I eventually told my parents the details they needed to know. For the first time in years I told them I loved them. I burst into tears.
And then, I began to surround myself with books and all manner of things I found interesting.
I was making up for lost time on all the things I had never done for myself. I started to read deeply for the first time and fell in love with it. Buddhism soon found its way into my life and made sense to me. Meditation and yoga soon followed. I started to take action on my physical and mental health.
I began climbing with a friend. The benefits were incredible. I moved my body in ways I had never moved it before. My physical form had begun to take shape. I now understood how important it was to keep physically active and how it helped mentally.

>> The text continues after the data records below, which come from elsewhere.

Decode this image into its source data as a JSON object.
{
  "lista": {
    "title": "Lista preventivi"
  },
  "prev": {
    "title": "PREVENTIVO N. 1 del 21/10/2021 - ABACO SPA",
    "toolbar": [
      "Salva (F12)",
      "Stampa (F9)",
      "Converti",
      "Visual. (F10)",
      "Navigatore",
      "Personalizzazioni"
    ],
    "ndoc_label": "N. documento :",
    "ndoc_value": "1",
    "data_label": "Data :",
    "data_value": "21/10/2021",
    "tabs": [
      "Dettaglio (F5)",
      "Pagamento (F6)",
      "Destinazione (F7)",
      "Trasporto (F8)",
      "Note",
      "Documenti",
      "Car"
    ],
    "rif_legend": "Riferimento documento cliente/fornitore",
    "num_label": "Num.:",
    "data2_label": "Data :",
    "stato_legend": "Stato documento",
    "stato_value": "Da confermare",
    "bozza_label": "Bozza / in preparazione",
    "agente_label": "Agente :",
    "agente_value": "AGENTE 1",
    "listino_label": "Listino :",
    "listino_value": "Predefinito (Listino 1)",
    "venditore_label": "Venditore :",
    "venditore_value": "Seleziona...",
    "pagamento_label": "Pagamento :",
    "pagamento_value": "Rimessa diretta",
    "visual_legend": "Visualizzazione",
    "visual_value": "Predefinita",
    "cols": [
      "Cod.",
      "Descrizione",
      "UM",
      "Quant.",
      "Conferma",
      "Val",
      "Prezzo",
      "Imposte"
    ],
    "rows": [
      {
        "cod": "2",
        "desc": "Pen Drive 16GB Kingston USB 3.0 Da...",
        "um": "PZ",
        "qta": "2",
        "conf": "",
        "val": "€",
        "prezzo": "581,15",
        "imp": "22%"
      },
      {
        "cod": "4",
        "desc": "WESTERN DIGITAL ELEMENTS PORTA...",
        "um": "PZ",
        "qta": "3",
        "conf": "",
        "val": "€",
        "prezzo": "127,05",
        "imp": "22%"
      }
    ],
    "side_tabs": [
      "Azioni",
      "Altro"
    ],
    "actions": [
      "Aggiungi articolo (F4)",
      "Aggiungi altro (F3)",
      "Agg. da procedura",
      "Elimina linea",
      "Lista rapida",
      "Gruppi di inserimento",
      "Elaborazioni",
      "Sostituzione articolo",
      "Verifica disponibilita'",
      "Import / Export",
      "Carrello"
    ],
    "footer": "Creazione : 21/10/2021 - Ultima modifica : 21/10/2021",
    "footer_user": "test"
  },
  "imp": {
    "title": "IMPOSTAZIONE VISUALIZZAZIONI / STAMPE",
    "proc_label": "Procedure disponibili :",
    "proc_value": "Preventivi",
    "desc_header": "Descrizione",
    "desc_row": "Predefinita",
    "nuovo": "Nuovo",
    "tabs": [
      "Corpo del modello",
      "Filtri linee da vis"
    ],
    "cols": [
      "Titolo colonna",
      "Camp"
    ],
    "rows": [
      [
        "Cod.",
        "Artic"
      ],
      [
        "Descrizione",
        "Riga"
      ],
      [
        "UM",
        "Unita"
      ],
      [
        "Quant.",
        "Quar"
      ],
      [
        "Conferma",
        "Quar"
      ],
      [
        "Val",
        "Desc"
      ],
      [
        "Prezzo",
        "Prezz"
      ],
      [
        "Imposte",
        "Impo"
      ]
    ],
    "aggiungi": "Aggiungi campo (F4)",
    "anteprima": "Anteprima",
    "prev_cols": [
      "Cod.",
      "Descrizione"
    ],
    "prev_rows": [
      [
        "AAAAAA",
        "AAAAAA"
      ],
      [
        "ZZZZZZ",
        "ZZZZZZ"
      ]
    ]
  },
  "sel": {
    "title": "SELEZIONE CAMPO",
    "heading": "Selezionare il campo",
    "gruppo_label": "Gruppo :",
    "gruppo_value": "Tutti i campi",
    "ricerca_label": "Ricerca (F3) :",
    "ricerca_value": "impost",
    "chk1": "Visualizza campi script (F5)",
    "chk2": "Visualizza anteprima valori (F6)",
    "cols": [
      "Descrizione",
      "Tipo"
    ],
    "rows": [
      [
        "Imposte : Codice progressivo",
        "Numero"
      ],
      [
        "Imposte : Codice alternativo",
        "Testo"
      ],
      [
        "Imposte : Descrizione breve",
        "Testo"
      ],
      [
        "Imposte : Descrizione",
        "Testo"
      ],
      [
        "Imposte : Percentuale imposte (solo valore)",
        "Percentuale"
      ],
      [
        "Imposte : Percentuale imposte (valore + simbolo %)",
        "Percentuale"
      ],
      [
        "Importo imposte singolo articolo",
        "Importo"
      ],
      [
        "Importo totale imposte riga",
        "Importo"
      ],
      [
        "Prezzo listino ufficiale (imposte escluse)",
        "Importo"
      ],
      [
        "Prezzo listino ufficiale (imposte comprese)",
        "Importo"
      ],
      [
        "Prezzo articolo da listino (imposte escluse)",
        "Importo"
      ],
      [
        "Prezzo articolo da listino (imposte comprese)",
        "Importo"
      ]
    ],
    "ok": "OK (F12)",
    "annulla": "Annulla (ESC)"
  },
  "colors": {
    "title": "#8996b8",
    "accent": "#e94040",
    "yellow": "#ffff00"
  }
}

For my mental health I started to read and write more. I had always loved to write as a child and had written on and off for years. It was my secret weapon to cope with my feelings and I never even knew it. I did the things I wanted to do when I was a child or missed out on as a teenager while I was to busy looking after everyone else. I started to reconnect with my inner child.
I started to analyse my life and myself. I became self-aware. Then started my journey of self-discovery. I had to forgive myself. So I did.
I made peace with my past. I discovered I was the one in control of my emotions and it was me and me alone that could save myself. I started to reconnect with everyone round me and rekindle those relationships. Especially the relationship with myself.
For the first time in seven years I wasn’t depressed.
My advice to anyone reading this is to seek help. Don’t be afraid to ask for it. As humans we hate to appear weak but through weakness we know what strength is. For if we do not know darkness how do we know the light?
Start to become self-aware. Find a purpose for yourself. Have a hobby. Do things that make you happy. Experiment with life.
Try and take control and responsibility for your life. Yes, read that again. Sounds scary doesn’t it? But it’s true. People are here to help you but you must seek that help first. More people will understand you than you think.